Some complicating factors that came with the F-14:
1. Congress dictated, and the Navy agreed, that 70% of aircraft failures
would be repairable at the organizational or intermediate level.
2. Congress dictated that Grumman use many small-business minority-setaside
subcontractors. Many of these were frauds from the start; the president of
the company was last seen headed for Brazil with his secretary under one arm
and the entire assets of the company under the other. Once the company was
gone, where do we get the parts? Just get the drawings and find another
bidder, right? Wrong! The drawings were assets in bankruptcy, and
bankruptcy courts do not work for DOD.
3. From day one, the RAG's, fleet squadrons, the production line and the
Iranian buy were in competition for parts. It had been agreed that Iran
would receive a one-year AVCAL (spare parts allowance based on aircraft
quantity and projected flight hours) at the time of delivery of the first
aircraft. Shortly into production, it was decided we could get more oil
money back by providing Iran a two-year AVCAL with the first aircraft.

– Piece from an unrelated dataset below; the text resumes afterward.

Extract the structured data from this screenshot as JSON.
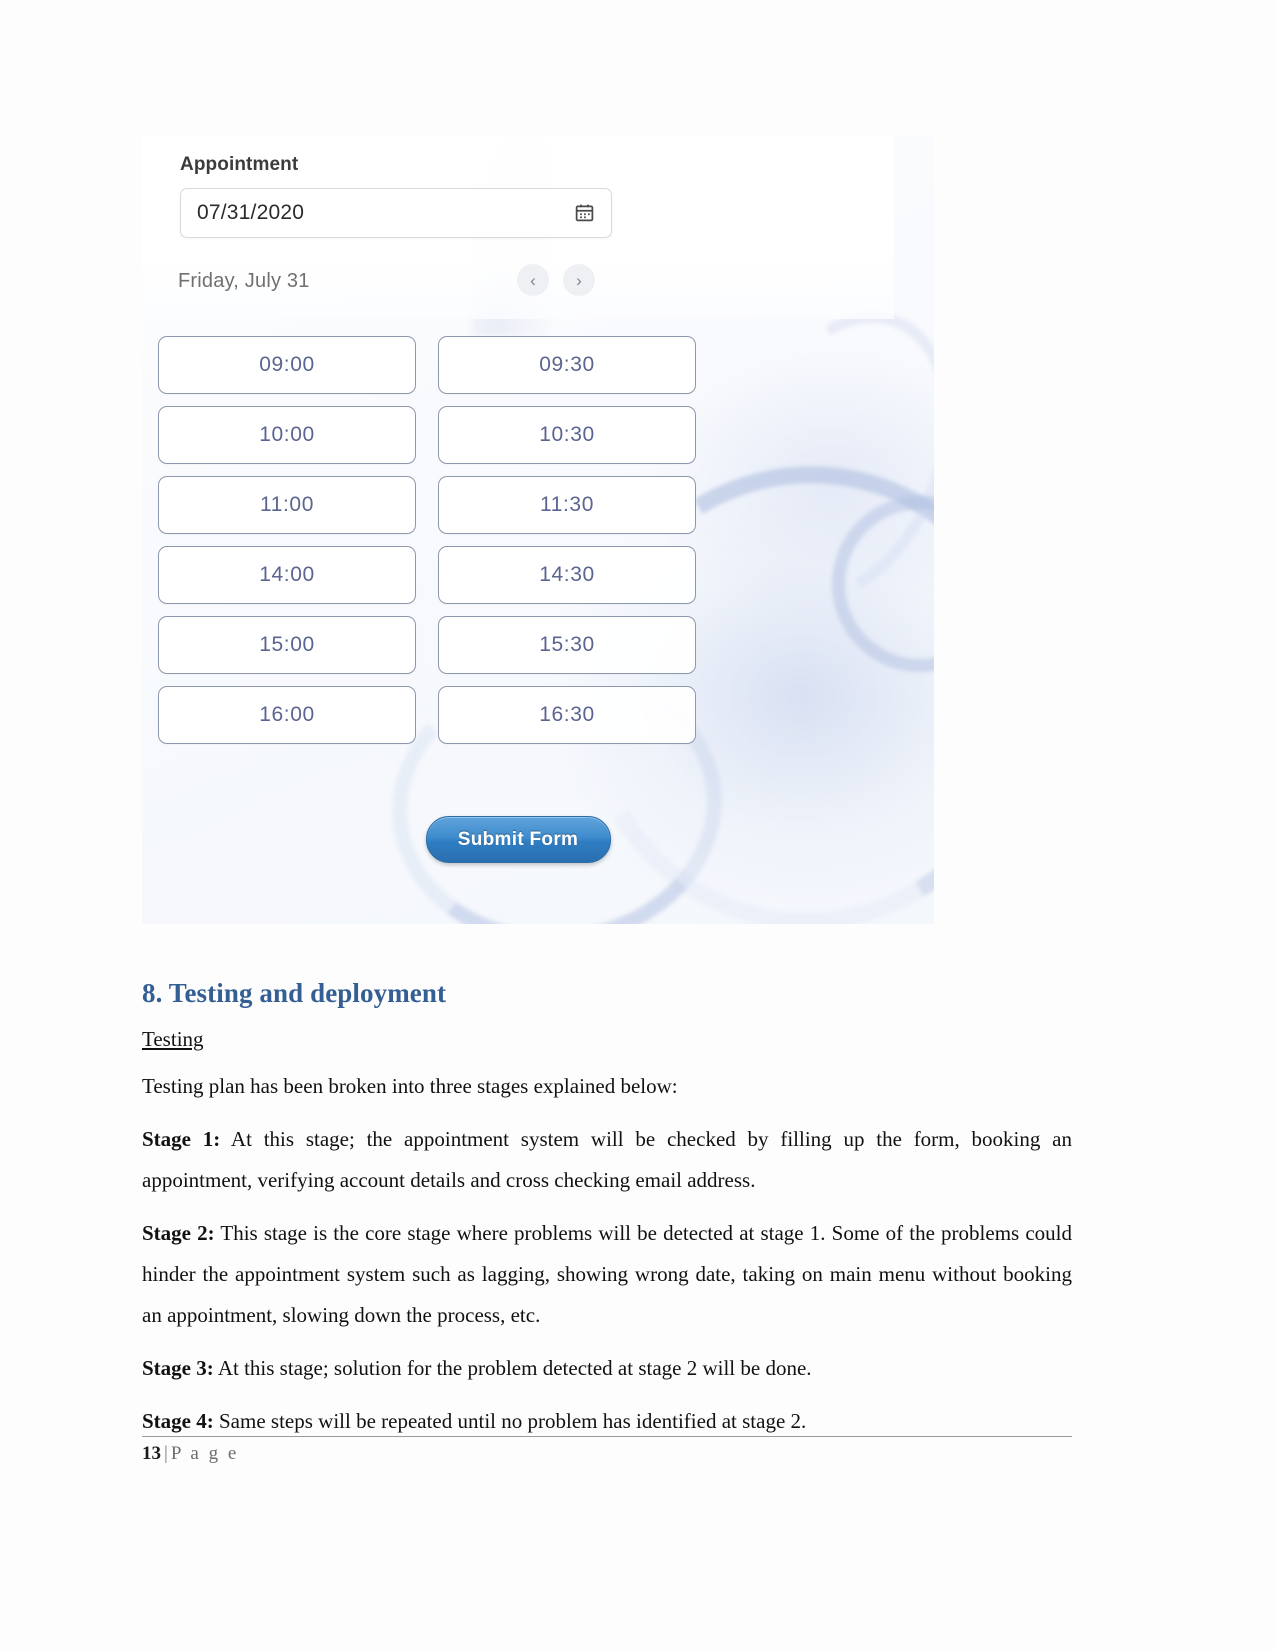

4. Every Congresscritter had to have an ankle to bite where the F-14 was
concerned. Practically all F-14 communications from the fleet to Washington
were by phone; any telegraphic message mentioning a fault or shortage would
be highlighted in Jack Anderson's newspaper column within hours.
5. Fleet introduction was the classic Chinese fire drill. The first fleet
F-14's that landed on Enterprise couldn't be launched; the nose launch bars
would not fit the ship's fittings. George Skurla, President of Grumman
Aerospace, was personally assigned a helicopter with crew and a machinist
mate with a set of micrometers and flew the parts ashore to a machine shop
in San Diego so they could be machined to fit.
6. By the time VF-124, -1, -2, -14 and -32 were outfitted, there had been
so many configuration changes that the maintainers had to carry a matrix
chart listing Bureau Numbers versus LRU dash numbers. Each LRU version had
a code for each BUNO: 1) Works OK; 2) Works - Degraded Capability, or; 3)
Don't Plug It In - Makes Smoke.
Truly, a flying miracle!
Rick
P.S.: Would one of you REAL old-timers give me the real scoop on the Wing
Flap Glove Vane System?
"Jim Carriere" wrote in message
...
Harry Andreas wrote:
This 3 level maintenance was the same for both USAF and USN.
Lately, since the mid-90's, contracts have gone to 2 level maintenance.
Getting rid of the intermediate shop has eased a lot of problems;
Harry, there is still 3 level maintenance. In the USN, what you refer to
as flightline is usually called "O level" as in organization (squadron).
"I level" for intermediate, may be as close as across the street on base,
but it is a separate entity from the squadron. (It is also usually a "good
deal" for the maintenance folks for a shore tour after their time in the
squadron, especially if the guys with families, because they don't have to
move.) Depot level is usually not on the same base, as one depot serves a
geographical reqion of several hundred miles radius or more.
From what I've seen so far, I agree with how you describe the direction of
the work on the flightline. Fault codes, troubleshooting flowcharts, and
replacing black boxes. The avionics guys still know how to detail work
like repair individual pins in connectors, check for continuity, but I've
seen major components like an entire FLIR turret get shipped to swap out
with a bad one on a deployed aircraft.
By the way I'm a helicopter guy, not fast mover, but maintenance is a
pretty similar business through all of naval aviation.